Верочка так спокойно говорила это, и я не понимала, как можно было так спокойно говорить.
Но я тоже была спокойная. Еще спокойнее, чем она. Чем все они тут, в мертвой квартире.
— Помолитесь, — сказала я, — да, конечно. Помолитесь.
Я подняла глаза. Над трюмо висела икона святой великомученицы Екатерины. Я сама ее написала. Как надо. Как старуха меня учила. По канону.
Я взяла трубку в левую руку, а правой перекрестилась.
Из гостиной я слышала голоса:
— А внуку в Париж позвонили?.. А завещание нашли?.. А с моргом договорились?.. А в Москве у нее какие родственники есть?.. А кто там так долго говорит по телефону?..
Я положила старую черную трубку на старые рычажки, телефон был старый, очень старый, но все-таки моложе, чем княгиня, может быть, времен Сталина, Молотова или Хрущева, — тихо положила тяжелую, как гантель, трубку, вынула из кармана ключ от квартиры, положила рядом с черным аппаратом, повернулась, прошла мимо туманных голосов и призрачных лиц в поднебесной гостиной, мимо сухого букета и старых портретов, подошла к двери, открыла старый английский замок и вышла вон.
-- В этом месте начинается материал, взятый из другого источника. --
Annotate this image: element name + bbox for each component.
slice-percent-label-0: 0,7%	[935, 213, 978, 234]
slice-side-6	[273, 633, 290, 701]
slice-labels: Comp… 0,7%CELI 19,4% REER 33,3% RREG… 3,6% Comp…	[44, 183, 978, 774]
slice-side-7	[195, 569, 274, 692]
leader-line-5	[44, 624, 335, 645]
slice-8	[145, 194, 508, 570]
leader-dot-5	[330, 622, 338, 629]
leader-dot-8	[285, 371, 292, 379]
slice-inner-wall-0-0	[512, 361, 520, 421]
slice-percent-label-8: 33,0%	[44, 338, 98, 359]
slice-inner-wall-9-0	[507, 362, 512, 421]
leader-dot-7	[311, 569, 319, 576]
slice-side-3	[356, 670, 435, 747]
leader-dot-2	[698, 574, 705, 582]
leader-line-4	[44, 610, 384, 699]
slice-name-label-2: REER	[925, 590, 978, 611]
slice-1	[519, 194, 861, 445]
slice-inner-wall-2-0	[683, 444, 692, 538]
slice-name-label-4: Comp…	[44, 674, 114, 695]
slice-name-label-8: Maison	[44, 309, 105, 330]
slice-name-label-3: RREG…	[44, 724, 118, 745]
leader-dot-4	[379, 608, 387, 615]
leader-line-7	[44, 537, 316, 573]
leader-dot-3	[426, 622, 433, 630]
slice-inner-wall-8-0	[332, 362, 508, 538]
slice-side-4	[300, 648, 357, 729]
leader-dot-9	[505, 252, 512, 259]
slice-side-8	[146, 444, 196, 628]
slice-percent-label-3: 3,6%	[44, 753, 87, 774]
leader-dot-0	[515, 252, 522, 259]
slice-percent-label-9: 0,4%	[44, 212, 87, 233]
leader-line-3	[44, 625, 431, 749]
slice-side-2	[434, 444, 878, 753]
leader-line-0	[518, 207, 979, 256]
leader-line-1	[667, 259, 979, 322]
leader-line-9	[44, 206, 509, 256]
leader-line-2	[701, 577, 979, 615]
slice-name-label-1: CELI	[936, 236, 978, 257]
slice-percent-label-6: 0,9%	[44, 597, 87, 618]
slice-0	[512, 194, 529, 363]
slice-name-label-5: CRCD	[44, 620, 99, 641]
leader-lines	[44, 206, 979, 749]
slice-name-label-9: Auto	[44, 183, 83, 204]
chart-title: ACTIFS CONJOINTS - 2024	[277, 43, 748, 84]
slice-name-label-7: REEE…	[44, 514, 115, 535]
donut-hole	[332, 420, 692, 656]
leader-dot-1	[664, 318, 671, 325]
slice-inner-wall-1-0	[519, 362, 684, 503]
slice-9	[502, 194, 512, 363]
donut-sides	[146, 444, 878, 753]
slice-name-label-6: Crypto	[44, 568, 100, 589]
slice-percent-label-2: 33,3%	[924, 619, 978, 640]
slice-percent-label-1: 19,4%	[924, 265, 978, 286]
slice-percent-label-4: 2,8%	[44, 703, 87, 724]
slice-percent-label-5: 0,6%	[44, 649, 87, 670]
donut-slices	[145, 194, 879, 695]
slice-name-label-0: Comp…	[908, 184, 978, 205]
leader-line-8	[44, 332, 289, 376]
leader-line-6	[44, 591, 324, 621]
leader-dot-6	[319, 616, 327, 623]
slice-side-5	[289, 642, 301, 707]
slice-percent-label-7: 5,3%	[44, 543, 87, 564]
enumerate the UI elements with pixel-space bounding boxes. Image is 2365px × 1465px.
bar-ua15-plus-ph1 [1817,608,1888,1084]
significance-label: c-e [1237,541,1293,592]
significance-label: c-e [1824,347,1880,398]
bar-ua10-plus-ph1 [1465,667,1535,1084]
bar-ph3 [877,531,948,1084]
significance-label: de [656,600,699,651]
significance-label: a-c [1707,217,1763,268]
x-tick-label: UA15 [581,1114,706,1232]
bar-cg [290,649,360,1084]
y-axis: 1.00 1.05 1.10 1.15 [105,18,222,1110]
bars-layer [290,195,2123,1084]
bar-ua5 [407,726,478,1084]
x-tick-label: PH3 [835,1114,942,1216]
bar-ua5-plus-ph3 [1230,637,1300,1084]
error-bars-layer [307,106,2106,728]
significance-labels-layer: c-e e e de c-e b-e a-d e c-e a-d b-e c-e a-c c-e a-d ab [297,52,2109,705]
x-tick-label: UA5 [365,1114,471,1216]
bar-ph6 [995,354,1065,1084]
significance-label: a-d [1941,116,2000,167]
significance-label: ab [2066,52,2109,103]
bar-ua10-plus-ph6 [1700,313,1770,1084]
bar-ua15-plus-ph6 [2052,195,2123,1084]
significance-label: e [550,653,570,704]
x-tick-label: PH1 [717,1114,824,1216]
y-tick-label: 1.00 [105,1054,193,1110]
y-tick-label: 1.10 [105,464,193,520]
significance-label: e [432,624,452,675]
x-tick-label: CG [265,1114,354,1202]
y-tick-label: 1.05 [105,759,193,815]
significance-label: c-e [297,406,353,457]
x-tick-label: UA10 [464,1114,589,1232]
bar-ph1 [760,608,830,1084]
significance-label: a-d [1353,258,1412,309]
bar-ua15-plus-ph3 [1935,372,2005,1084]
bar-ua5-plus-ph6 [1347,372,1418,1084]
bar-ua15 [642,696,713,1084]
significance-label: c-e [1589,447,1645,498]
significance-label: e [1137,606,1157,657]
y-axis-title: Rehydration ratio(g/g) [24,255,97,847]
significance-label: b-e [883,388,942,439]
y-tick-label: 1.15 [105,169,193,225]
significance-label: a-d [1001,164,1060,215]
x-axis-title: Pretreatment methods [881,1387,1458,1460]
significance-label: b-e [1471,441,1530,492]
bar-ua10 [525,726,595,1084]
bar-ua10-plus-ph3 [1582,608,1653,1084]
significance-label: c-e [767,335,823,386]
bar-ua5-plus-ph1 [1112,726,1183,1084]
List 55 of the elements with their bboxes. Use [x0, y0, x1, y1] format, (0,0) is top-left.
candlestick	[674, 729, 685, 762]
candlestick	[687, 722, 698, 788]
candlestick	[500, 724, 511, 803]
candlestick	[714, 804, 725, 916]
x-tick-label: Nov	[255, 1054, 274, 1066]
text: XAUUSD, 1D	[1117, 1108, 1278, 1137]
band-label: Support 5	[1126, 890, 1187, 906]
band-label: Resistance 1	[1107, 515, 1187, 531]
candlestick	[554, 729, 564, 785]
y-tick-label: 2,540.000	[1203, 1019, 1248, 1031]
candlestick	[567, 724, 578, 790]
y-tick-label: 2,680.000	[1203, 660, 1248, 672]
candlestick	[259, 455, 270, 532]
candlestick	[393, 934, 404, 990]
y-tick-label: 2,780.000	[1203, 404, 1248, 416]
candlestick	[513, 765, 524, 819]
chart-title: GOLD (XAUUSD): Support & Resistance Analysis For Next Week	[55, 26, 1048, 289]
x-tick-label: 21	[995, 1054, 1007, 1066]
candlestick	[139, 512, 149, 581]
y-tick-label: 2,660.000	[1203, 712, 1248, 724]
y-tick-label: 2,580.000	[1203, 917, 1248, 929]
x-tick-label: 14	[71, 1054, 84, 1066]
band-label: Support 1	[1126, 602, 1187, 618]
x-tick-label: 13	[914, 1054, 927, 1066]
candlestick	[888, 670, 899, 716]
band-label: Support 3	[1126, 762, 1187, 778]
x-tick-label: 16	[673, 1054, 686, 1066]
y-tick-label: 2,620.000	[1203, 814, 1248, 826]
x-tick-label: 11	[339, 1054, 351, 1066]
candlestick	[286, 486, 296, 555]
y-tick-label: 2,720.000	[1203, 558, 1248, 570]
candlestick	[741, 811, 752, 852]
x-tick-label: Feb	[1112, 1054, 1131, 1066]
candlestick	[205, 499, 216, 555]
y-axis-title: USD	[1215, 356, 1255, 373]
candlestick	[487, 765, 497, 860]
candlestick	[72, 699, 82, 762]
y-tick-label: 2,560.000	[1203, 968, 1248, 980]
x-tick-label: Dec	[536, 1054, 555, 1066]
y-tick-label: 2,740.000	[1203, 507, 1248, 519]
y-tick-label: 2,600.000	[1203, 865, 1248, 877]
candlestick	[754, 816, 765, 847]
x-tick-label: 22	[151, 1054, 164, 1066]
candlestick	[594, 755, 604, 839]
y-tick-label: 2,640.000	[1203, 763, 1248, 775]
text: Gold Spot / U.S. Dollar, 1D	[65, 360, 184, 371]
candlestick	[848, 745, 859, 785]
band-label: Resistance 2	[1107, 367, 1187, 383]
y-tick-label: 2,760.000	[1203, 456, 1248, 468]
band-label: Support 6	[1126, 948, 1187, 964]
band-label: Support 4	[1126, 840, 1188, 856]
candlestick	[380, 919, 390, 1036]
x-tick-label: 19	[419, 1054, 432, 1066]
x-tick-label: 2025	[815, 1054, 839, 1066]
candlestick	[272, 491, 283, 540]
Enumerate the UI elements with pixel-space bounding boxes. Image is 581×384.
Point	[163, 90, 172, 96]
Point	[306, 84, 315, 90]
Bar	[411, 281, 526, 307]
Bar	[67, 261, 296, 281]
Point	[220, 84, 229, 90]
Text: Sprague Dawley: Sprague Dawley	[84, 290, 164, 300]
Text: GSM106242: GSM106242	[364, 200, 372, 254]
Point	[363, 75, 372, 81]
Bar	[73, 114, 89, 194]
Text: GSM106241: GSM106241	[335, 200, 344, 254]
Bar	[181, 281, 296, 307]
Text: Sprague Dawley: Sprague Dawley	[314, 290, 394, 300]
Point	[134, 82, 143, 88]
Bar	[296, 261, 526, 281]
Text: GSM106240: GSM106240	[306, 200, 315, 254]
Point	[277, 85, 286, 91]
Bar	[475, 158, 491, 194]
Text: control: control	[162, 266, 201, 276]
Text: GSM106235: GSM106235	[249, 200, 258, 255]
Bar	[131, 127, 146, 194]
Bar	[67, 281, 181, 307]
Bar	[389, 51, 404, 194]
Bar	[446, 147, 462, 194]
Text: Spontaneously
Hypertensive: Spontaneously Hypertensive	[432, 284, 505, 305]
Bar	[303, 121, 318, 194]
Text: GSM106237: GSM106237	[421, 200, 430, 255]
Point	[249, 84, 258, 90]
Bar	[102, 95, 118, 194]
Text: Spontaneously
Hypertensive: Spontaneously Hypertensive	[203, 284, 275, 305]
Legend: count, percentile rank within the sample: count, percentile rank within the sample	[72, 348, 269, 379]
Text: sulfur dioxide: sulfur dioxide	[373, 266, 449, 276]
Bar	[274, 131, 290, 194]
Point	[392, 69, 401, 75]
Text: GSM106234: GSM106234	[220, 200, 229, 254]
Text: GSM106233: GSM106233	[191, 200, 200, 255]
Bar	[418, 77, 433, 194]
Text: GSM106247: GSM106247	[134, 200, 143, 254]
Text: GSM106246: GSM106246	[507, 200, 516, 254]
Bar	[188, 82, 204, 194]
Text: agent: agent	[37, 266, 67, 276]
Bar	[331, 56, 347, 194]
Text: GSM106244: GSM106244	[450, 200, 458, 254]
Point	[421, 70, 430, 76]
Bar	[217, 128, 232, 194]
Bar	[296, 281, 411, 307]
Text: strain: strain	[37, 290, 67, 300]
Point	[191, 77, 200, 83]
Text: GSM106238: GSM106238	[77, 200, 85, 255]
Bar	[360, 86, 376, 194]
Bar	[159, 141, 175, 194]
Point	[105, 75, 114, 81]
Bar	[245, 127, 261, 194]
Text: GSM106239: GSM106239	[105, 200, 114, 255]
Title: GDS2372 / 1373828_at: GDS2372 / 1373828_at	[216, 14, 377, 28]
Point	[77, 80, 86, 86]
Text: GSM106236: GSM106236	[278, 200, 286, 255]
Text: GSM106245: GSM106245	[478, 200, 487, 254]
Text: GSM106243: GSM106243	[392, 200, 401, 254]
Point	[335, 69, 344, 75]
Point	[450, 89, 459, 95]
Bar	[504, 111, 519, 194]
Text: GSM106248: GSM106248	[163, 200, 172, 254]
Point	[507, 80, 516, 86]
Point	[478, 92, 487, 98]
А потом я приехала к дяде Мише, и тетя Люба отворила мне дверь, и сразу стало каменным, белокаменным ее лицо, и приклеенной бодрой советской маркой к судебному, казенному конверту сидела на нем улыбка, и Верочка мяукала нежно: «Мяу! Ну что ты так переживаешь!.. Мяу!.. Ну ведь это же не мама твоя умерла, правда?..» — и дядя Миша резал на доске твердое, красно-коричневое мясо и кряхтел: «Хочешь ты или не хочешь, милашечка, а я тебя все равно угощу медвежатиной!..» — и шумел и свистел оглушительным, футбольным свистком круглый, как мяч, чайник, и пекся в духовке чудовищный «Гость на пороге», и я не плакала, нет; я холодно думала о том, что теперь я вернусь домой из Москвы, да, у тебя ничего не вышло с Москвой, Ленка, не вышло, ну и что, не у тебя одной, и хрен с ней, с Москвой, свет клином на ней не сошелся, думала я и смотрела на красные, багровые ломти медвежатины, лежащие передо мной на фарфоровом блюдце с отколотым краем, — и я подумала: вот моя жизнь — это блюдце, и вот от него откололи старый осколок — княгиню, — и дядя Миша тряс меня за плечо и, кажется, кричал, я видела, как разевает он рот и в нем блестят вставные золотые зубы: «Дыня, что с тобой!.. Что с тобой, Муха!.. Ты где-то далеко, вернись!..» — и тетя Люба тяжело, переваливаясь, как утка, бежала куда-то и бежала обратно, метя полами стеганого атласного халата, как императорским шлейфом, грязные половицы, и капала из пузырька пахучие капли в хрустальную стопку, — и стекло обжигало мятой и холодом губы, и меня со стула пересаживали, как картошку, на диван, и пружины стонали, и дядя Миша кричал еще: «Коньяку!.. Любонька, фэ, к чертям твой корвалол, налей ей лучше коньяку!.. пусть коньячку тяпнет!..» — и опять огонь жег мне губы, зубы и рот, и я глотала живой огонь, и я жила, я не умерла, это не я умерла, это не я еще умерла, нет, я умру потом, когда-нибудь потом, никто не знает когда, — и руки тети Любы грубо, торопясь, расстегивали мне воротник платья, и голос Верочки мяукал завистливо и восхищенно: «Ах, Леночка, какой прелестный образок, мя-а-а-ау!.. это княгиня тебе подарила?.. Царский подарок!..» — и дядя Миша заорал зычно: «Пошли вон, курицы! Дуры! Феклы! Оставьте ее!» — и подсунул мне под голову подушку: «Ляг, милашечка… Усни».